Crédito da imagem: Desconhecido. |
O tio Jú vai me desculpar, mas tenho dois bons
motivos para odiar Brasília. Alguém vai dizer que prova que eu sorria enquanto
alimentava os pombos e mesmo que admirava, boquiaberta, os soldados feito
estátuas por todos os lados. Não nego. Mas que meu ódio é genuíno, disto tenho
todo o direito (apesar dos desgostos patrocinados pelos três poderes).
Não mais importante que o segundo, pois, o primeiro
pretexto logo é por conta da índia que certa feita lá conheci. Uma índia de
verdade, dessas que carregam penas coloridas na cabeça. Uma índia nuinha, com o
corpo pintado do sol (um biquíni muito estreito, por sinal), de zarabatana na
mão e marca de espelhos lusitanos na alma.
Ela não era de lá. E nem fazia parte daquelas
caravanas que vinham de muito longe para saldar o presidente (até podia, mas
não fazia). A depravada vinha do meio. Sim, todos nós viemos do meio. Mas é que
esta habitava as águas que limitam o norte do leste. Nascera naquelas terras de
ninguém, por onde os branquinhos cor de leite invadiram a Vera Cruz e onde
adotaram para seus navios um porto bem seguro, se é que você me entende.
Depois de Brasília, eu odeio também a índia safada.
Muitos anos se passaram, entretanto, digo-lhe que confie de pés juntos que, com
todas as capas Veja, ainda não posso acreditar que aquela pelada vestiu-se de
luxo. Melou a cara com o próprio sangue. Mal posso recordar-me da máscara que
usou aquela puta. E do preço que se vendeu, ó céus, mais baixo que os espelhos
e as contas.
Tudo aconteceu em segundos. Eu não pude impedir (e
nem sei se queria). Os capatazes correram como lobos quando avistaram aquelas
japonesas de couro. Eles rosnavam enfurecidos. “Em terra de burguês, onde cinquenta
anos são cinco, não se apresenta negrinha que não se equilibra nas plataformas”.
Sabe o que fiz, então? Tirei meu cavalo da chuva. Aceitei calada, feito escravo
nos rejeitos de feijoada, o título de “barrada no baile”. E a indiazinha burra,
tristinha, desceu dos saltos ao subir neles.
A segunda tacada, por sua vez, traz a imagem da
senhora minha mãe.

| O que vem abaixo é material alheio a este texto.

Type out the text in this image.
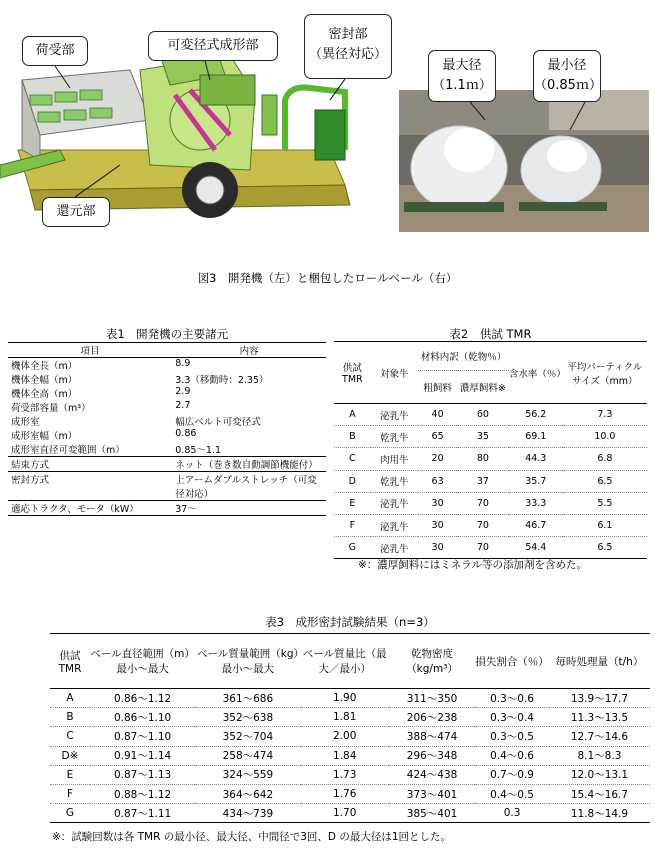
荷受部	可変径式成形部
密封部
（異径対応）
還元部
最大径
（1.1ｍ）
最小径
（0.85ｍ）
図3　開発機（左）と梱包したロールベール（右）
表1　開発機の主要諸元
項目	内容
機体全長（m）	8.9
機体全幅（m）	3.3（移動時：2.35）
機体全高（m）	2.9
荷受部容量（m³）	2.7
成形室	幅広ベルト可変径式
成形室幅（m）	0.86
成形室直径可変範囲（m）	0.85～1.1
結束方式	ネット（巻き数自動調節機能付）
密封方式	上アームダブルストレッチ（可変径対応）
適応トラクタ、モータ（kW）	37～
表2　供試 TMR
供試 TMR	対象牛	材料内訳（乾物％）		含水率（％）	平均パーティクルサイズ（mm）
		粗飼料	濃厚飼料※		
A	泌乳牛	40	60	56.2	7.3
B	乾乳牛	65	35	69.1	10.0
C	肉用牛	20	80	44.3	6.8
D	乾乳牛	63	37	35.7	6.5
E	泌乳牛	30	70	33.3	5.5
F	泌乳牛	30	70	46.7	6.1
G	泌乳牛	30	70	54.4	6.5
※：濃厚飼料にはミネラル等の添加剤を含めた。
表3　成形密封試験結果（n=3）
供試 TMR	ベール直径範囲（m）最小～最大	ベール質量範囲（kg）最小～最大	ベール質量比（最大／最小）	乾物密度（kg/m³）	損失割合（％）	毎時処理量（t/h）
A	0.86～1.12	361～686	1.90	311～350	0.3～0.6	13.9～17.7
B	0.86～1.10	352～638	1.81	206～238	0.3～0.4	11.3～13.5
C	0.87～1.10	352～704	2.00	388～474	0.3～0.5	12.7～14.6
D※	0.91～1.14	258～474	1.84	296～348	0.4～0.6	8.1～8.3
E	0.87～1.13	324～559	1.73	424～438	0.7～0.9	12.0～13.1
F	0.88～1.12	364～642	1.76	373～401	0.4～0.5	15.4～16.7
G	0.87～1.11	434～739	1.70	385～401	0.3	11.8～14.9
※：試験回数は各 TMR の最小径、最大径、中間径で3回、D の最大径は1回とした。
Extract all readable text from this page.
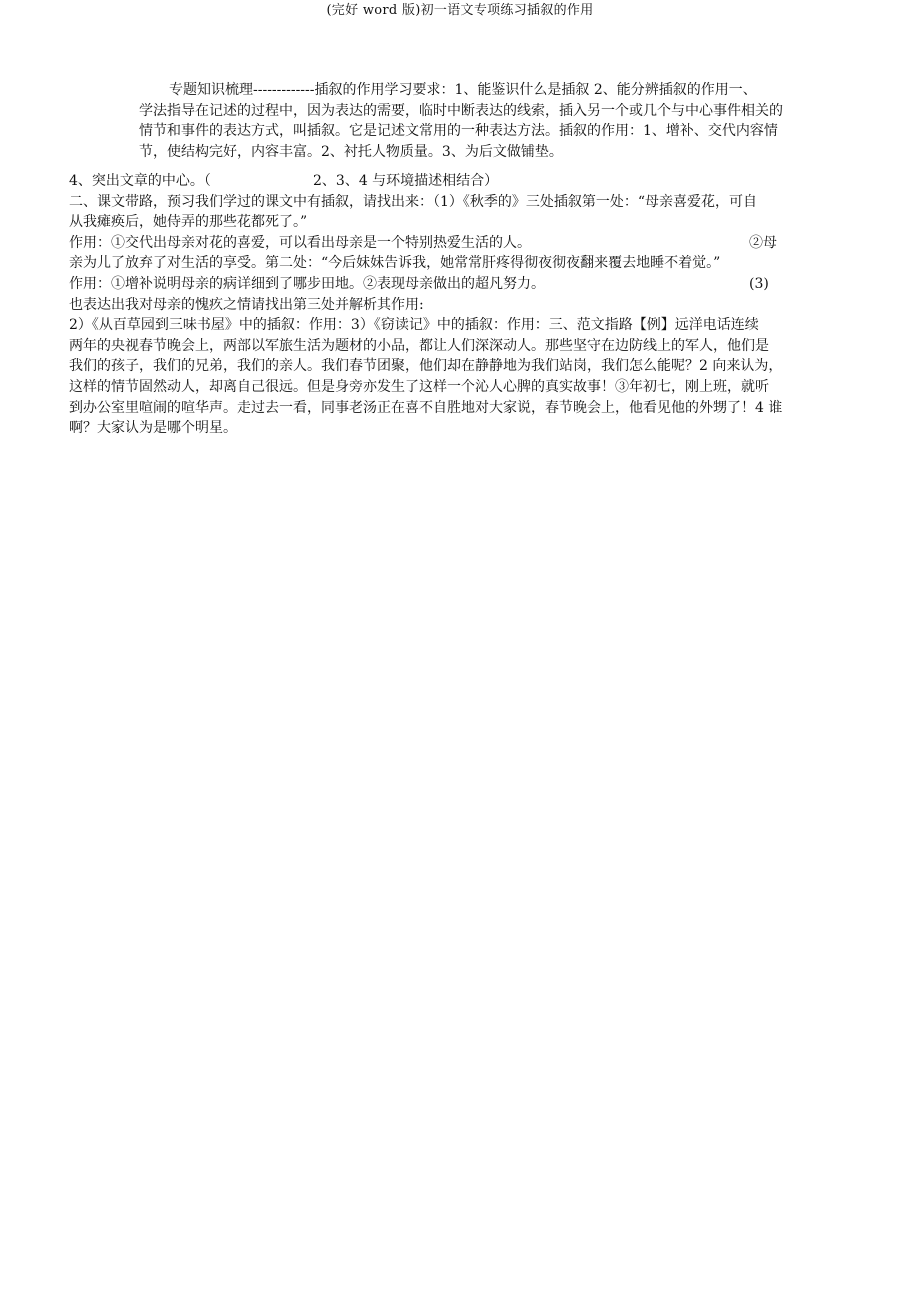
(完好 word 版)初一语文专项练习插叙的作用

专题知识梳理-------------插叙的作用学习要求：1、能鉴识什么是插叙 2、能分辨插叙的作用一、

学法指导在记述的过程中，因为表达的需要，临时中断表达的线索，插入另一个或几个与中心事件相关的

情节和事件的表达方式，叫插叙。它是记述文常用的一种表达方法。插叙的作用：1、增补、交代内容情

节，使结构完好，内容丰富。2、衬托人物质量。3、为后文做铺垫。

4、突出文章的中心。（	2、3、4 与环境描述相结合）

二、课文带路，预习我们学过的课文中有插叙，请找出来：（1）《秋季的》三处插叙第一处：“母亲喜爱花，可自

从我瘫痪后，她侍弄的那些花都死了。”

作用：①交代出母亲对花的喜爱，可以看出母亲是一个特别热爱生活的人。	②母

亲为儿了放弃了对生活的享受。第二处：“今后妹妹告诉我，她常常肝疼得彻夜彻夜翻来覆去地睡不着觉。”

作用：①增补说明母亲的病详细到了哪步田地。②表现母亲做出的超凡努力。	(3)

也表达出我对母亲的愧疚之情请找出第三处并解析其作用:

2）《从百草园到三味书屋》中的插叙：作用：3）《窃读记》中的插叙：作用：三、范文指路【例】远洋电话连续

两年的央视春节晚会上，两部以军旅生活为题材的小品，都让人们深深动人。那些坚守在边防线上的军人，他们是

我们的孩子，我们的兄弟，我们的亲人。我们春节团聚，他们却在静静地为我们站岗，我们怎么能呢？2 向来认为，

这样的情节固然动人，却离自己很远。但是身旁亦发生了这样一个沁人心脾的真实故事！③年初七，刚上班，就听

到办公室里喧闹的喧华声。走过去一看，同事老汤正在喜不自胜地对大家说，春节晚会上，他看见他的外甥了！4 谁

啊？大家认为是哪个明星。
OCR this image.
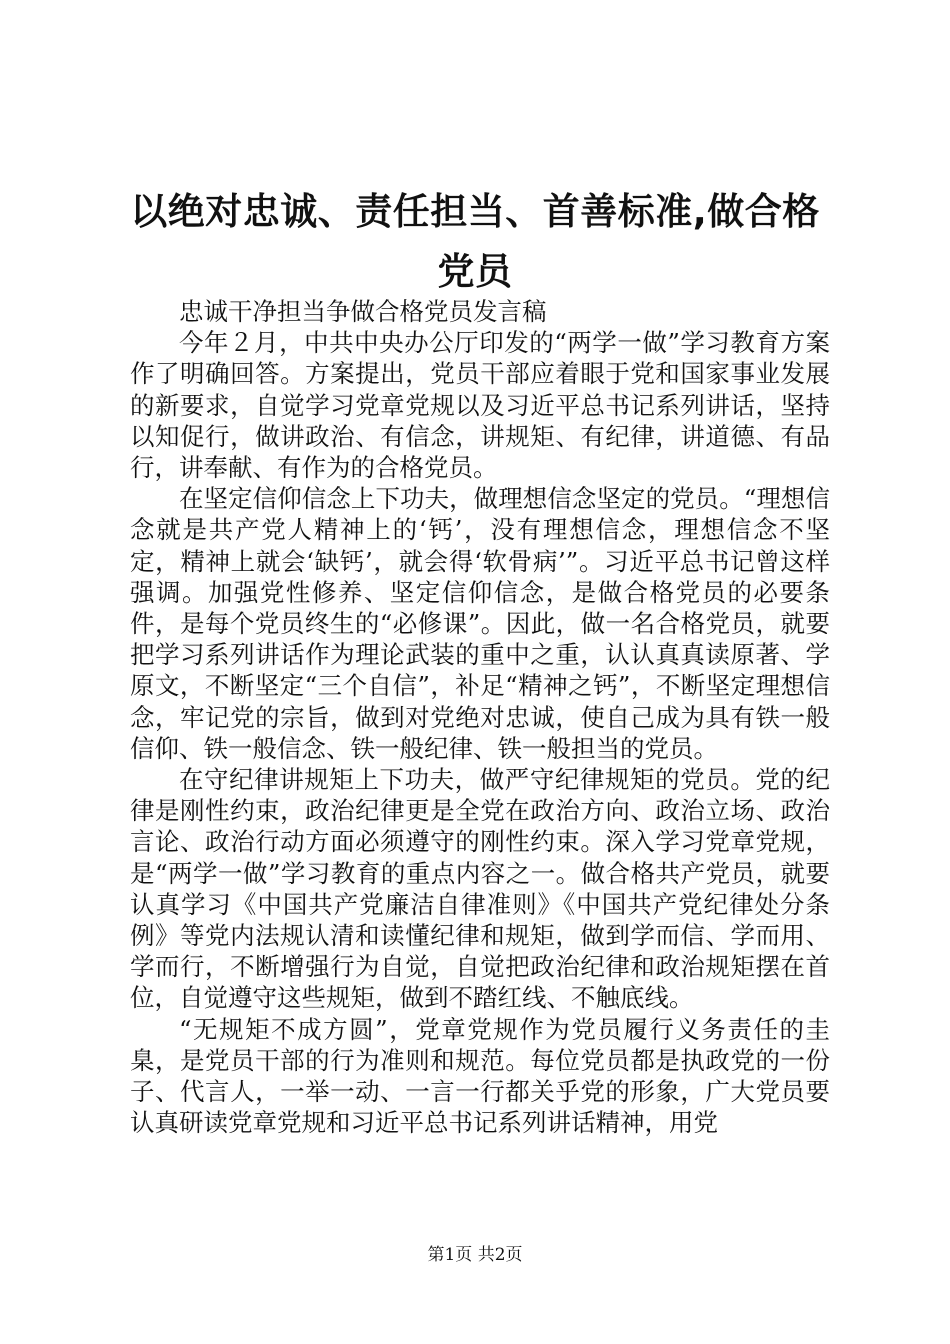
以绝对忠诚、责任担当、首善标准,做合格党员

忠诚干净担当争做合格党员发言稿

今年２月，中共中央办公厅印发的“两学一做”学习教育方案作了明确回答。方案提出，党员干部应着眼于党和国家事业发展的新要求，自觉学习党章党规以及习近平总书记系列讲话，坚持以知促行，做讲政治、有信念，讲规矩、有纪律，讲道德、有品行，讲奉献、有作为的合格党员。

在坚定信仰信念上下功夫，做理想信念坚定的党员。“理想信念就是共产党人精神上的‘钙’，没有理想信念，理想信念不坚定，精神上就会‘缺钙’，就会得‘软骨病’”。习近平总书记曾这样强调。加强党性修养、坚定信仰信念，是做合格党员的必要条件，是每个党员终生的“必修课”。因此，做一名合格党员，就要把学习系列讲话作为理论武装的重中之重，认认真真读原著、学原文，不断坚定“三个自信”，补足“精神之钙”，不断坚定理想信念，牢记党的宗旨，做到对党绝对忠诚，使自己成为具有铁一般信仰、铁一般信念、铁一般纪律、铁一般担当的党员。

在守纪律讲规矩上下功夫，做严守纪律规矩的党员。党的纪律是刚性约束，政治纪律更是全党在政治方向、政治立场、政治言论、政治行动方面必须遵守的刚性约束。深入学习党章党规，是“两学一做”学习教育的重点内容之一。做合格共产党员，就要认真学习《中国共产党廉洁自律准则》《中国共产党纪律处分条例》等党内法规认清和读懂纪律和规矩，做到学而信、学而用、学而行，不断增强行为自觉，自觉把政治纪律和政治规矩摆在首位，自觉遵守这些规矩，做到不踏红线、不触底线。

“无规矩不成方圆”，党章党规作为党员履行义务责任的圭臬，是党员干部的行为准则和规范。每位党员都是执政党的一份子、代言人，一举一动、一言一行都关乎党的形象，广大党员要认真研读党章党规和习近平总书记系列讲话精神，用党

第1页 共2页
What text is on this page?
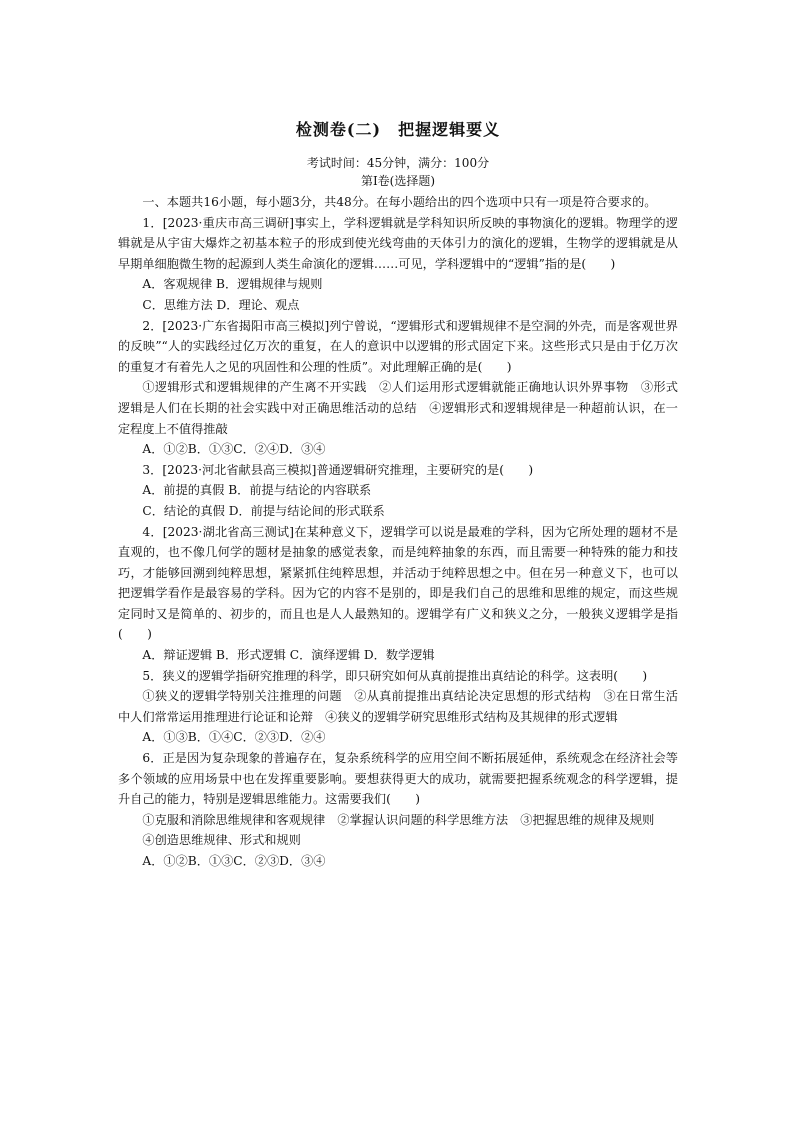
检测卷(二)　把握逻辑要义
考试时间：45分钟，满分：100分
第Ⅰ卷(选择题)

一、本题共16小题，每小题3分，共48分。在每小题给出的四个选项中只有一项是符合要求的。

1．[2023·重庆市高三调研]事实上，学科逻辑就是学科知识所反映的事物演化的逻辑。物理学的逻辑就是从宇宙大爆炸之初基本粒子的形成到使光线弯曲的天体引力的演化的逻辑，生物学的逻辑就是从早期单细胞微生物的起源到人类生命演化的逻辑……可见，学科逻辑中的“逻辑”指的是(　　)

A．客观规律 B．逻辑规律与规则

C．思维方法 D．理论、观点

2．[2023·广东省揭阳市高三模拟]列宁曾说，“逻辑形式和逻辑规律不是空洞的外壳，而是客观世界的反映”“人的实践经过亿万次的重复，在人的意识中以逻辑的形式固定下来。这些形式只是由于亿万次的重复才有着先人之见的巩固性和公理的性质”。对此理解正确的是(　　)

①逻辑形式和逻辑规律的产生离不开实践　②人们运用形式逻辑就能正确地认识外界事物　③形式逻辑是人们在长期的社会实践中对正确思维活动的总结　④逻辑形式和逻辑规律是一种超前认识，在一定程度上不值得推敲

A．①②B．①③C．②④D．③④

3．[2023·河北省献县高三模拟]普通逻辑研究推理，主要研究的是(　　)

A．前提的真假 B．前提与结论的内容联系

C．结论的真假 D．前提与结论间的形式联系

4．[2023·湖北省高三测试]在某种意义下，逻辑学可以说是最难的学科，因为它所处理的题材不是直观的，也不像几何学的题材是抽象的感觉表象，而是纯粹抽象的东西，而且需要一种特殊的能力和技巧，才能够回溯到纯粹思想，紧紧抓住纯粹思想，并活动于纯粹思想之中。但在另一种意义下，也可以把逻辑学看作是最容易的学科。因为它的内容不是别的，即是我们自己的思维和思维的规定，而这些规定同时又是简单的、初步的，而且也是人人最熟知的。逻辑学有广义和狭义之分，一般狭义逻辑学是指(　　)

A．辩证逻辑 B．形式逻辑 C．演绎逻辑 D．数学逻辑

5．狭义的逻辑学指研究推理的科学，即只研究如何从真前提推出真结论的科学。这表明(　　)

①狭义的逻辑学特别关注推理的问题　②从真前提推出真结论决定思想的形式结构　③在日常生活中人们常常运用推理进行论证和论辩　④狭义的逻辑学研究思维形式结构及其规律的形式逻辑

A．①③B．①④C．②③D．②④

6．正是因为复杂现象的普遍存在，复杂系统科学的应用空间不断拓展延伸，系统观念在经济社会等多个领域的应用场景中也在发挥重要影响。要想获得更大的成功，就需要把握系统观念的科学逻辑，提升自己的能力，特别是逻辑思维能力。这需要我们(　　)

①克服和消除思维规律和客观规律　②掌握认识问题的科学思维方法　③把握思维的规律及规则

④创造思维规律、形式和规则

A．①②B．①③C．②③D．③④
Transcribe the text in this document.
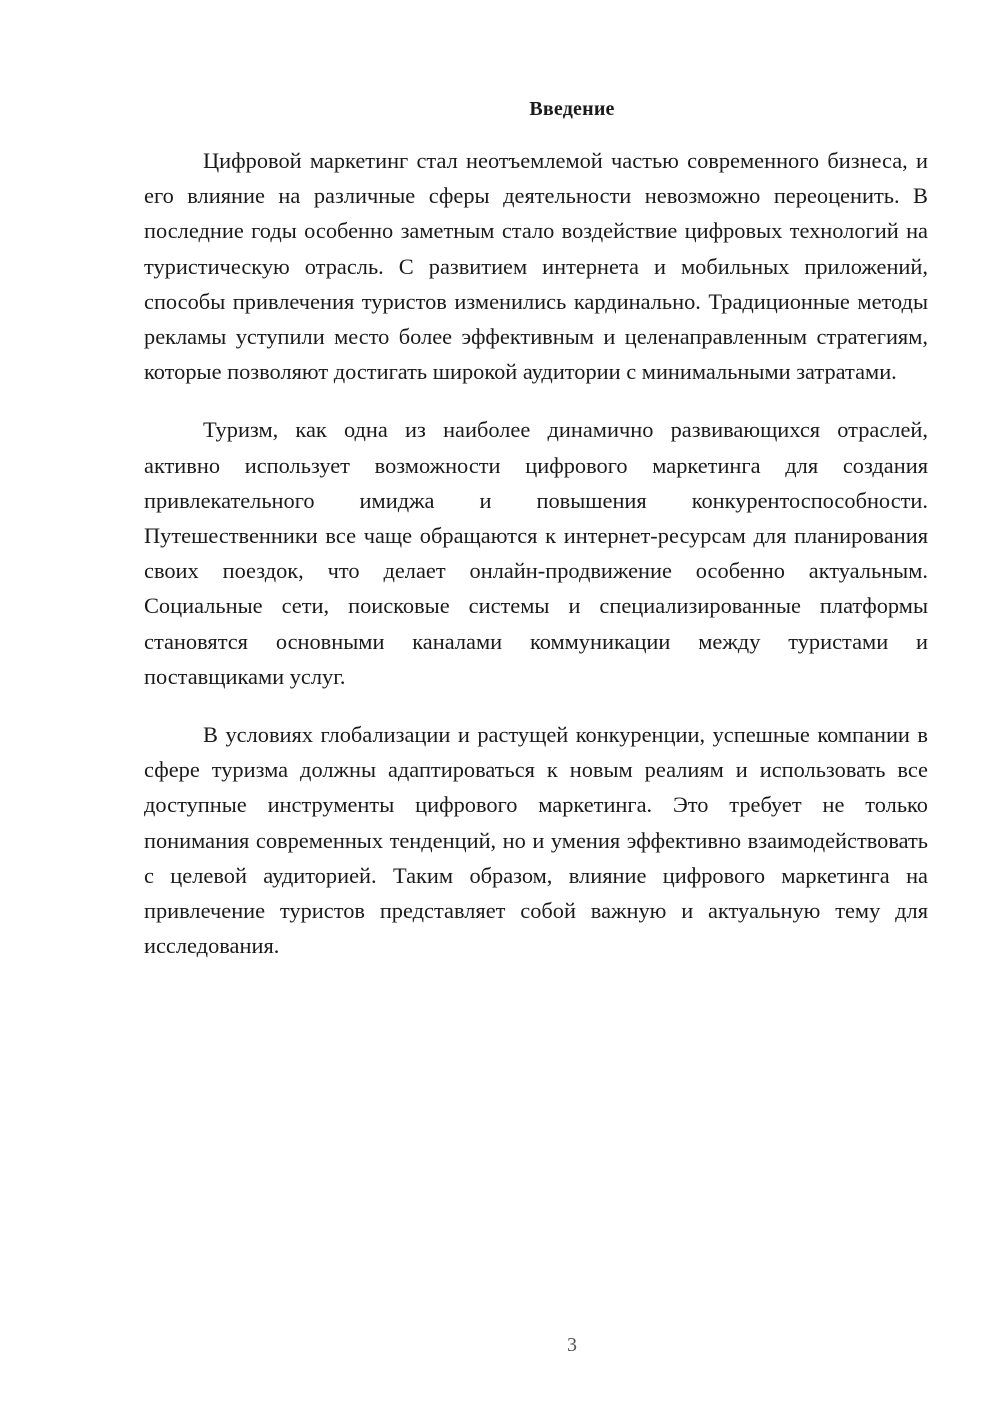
Введение

Цифровой маркетинг стал неотъемлемой частью современного бизнеса, и его влияние на различные сферы деятельности невозможно переоценить. В последние годы особенно заметным стало воздействие цифровых технологий на туристическую отрасль. С развитием интернета и мобильных приложений, способы привлечения туристов изменились кардинально. Традиционные методы рекламы уступили место более эффективным и целенаправленным стратегиям, которые позволяют достигать широкой аудитории с минимальными затратами.

Туризм, как одна из наиболее динамично развивающихся отраслей, активно использует возможности цифрового маркетинга для создания привлекательного имиджа и повышения конкурентоспособности. Путешественники все чаще обращаются к интернет-ресурсам для планирования своих поездок, что делает онлайн-продвижение особенно актуальным. Социальные сети, поисковые системы и специализированные платформы становятся основными каналами коммуникации между туристами и поставщиками услуг.

В условиях глобализации и растущей конкуренции, успешные компании в сфере туризма должны адаптироваться к новым реалиям и использовать все доступные инструменты цифрового маркетинга. Это требует не только понимания современных тенденций, но и умения эффективно взаимодействовать с целевой аудиторией. Таким образом, влияние цифрового маркетинга на привлечение туристов представляет собой важную и актуальную тему для исследования.

3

Moça boa, inocente, que se nutria de sonhos a realizar há um
tempo e nem por isso deixa de nutrir-se desses hoje, quando já realizados. Minha
imaculada mainha e seus vinte e poucos livros de estudo. Agora são diplomas aos
montes, pastas empoeiradas de papel couchê, das mais variadas cores, e mãos e
braços e pés e pernas que se apoiam e riscam todas as letras, todos os sonhos
de novo e de novo (e de ontem, às vezes).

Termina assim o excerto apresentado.